We'll start this week's analysis with a look at the weekly chart of the S&P 500, just to put things in perspective. As you can see, thanks to last week's modest shove, the index has poked above a resistance line (orange, dashed) that goes back to early 2016. Last week's 0.7% advance wasn't a show-stopper, but in the context of the 6.5% runup we've seen since late August, we're more than pushing our luck.

S&P 500 Weekly Chart
102217-sp500-weekly
Source: TradeNavigator

Though in a superficial sense this is a hint of a breakout thrust, history isn't on the market's side here; we've gone about as far as we can go.

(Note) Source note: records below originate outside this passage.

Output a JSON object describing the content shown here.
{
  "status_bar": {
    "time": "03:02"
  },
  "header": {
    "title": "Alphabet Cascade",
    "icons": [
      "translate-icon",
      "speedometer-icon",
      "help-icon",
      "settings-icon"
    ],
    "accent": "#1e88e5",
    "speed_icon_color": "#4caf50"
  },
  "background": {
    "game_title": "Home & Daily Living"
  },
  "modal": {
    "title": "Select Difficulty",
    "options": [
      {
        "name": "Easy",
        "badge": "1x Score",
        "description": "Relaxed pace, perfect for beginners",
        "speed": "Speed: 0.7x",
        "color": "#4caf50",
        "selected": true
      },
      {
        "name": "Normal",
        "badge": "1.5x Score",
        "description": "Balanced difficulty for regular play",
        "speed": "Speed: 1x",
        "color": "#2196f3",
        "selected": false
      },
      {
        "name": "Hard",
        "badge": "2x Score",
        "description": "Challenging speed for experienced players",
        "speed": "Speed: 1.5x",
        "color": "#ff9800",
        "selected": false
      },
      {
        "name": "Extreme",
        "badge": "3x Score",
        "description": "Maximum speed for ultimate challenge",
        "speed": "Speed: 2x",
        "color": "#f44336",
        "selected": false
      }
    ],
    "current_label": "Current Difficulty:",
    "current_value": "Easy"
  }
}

Zooming into a daily chart of the S&P 500 we can get an even better grip on the market's dynamics at this time. Note that the VIX fell back to its absolute low around 9.2, kissing its lower Bollinger band in the process. That, at least in some regards, makes it tough for stocks to climb any further. There are exceptions though. On the other hand, even if a pullback is inevitable, it may not happen right away, and it may not happen from where the index is right now. It could move even higher, bumping into the upper Bollinger band at 2585 before exhausting itself.

S&P 500 Daily Chart
102217-sp500-daily
Source: TradeNavigator

Still, even a small pullback doesn't inherently mean a major pullback is in the offing.... particularly as persistent as the buyers have been of late. For things to truly move from bad to worse, the S&P 500 is still going to need to fall under the 200-day moving average line (green) at 2413 and the VIX is going to have to break above its recent ceiling at 16.3 for stocks to move past the tipping point. Anything less, and we can't assume it's anything more than just the market's natural ebb and flow.

Again though, each bullish step we take moves us deeper into overbought territory, and brings us one step closer to a much-needed correction.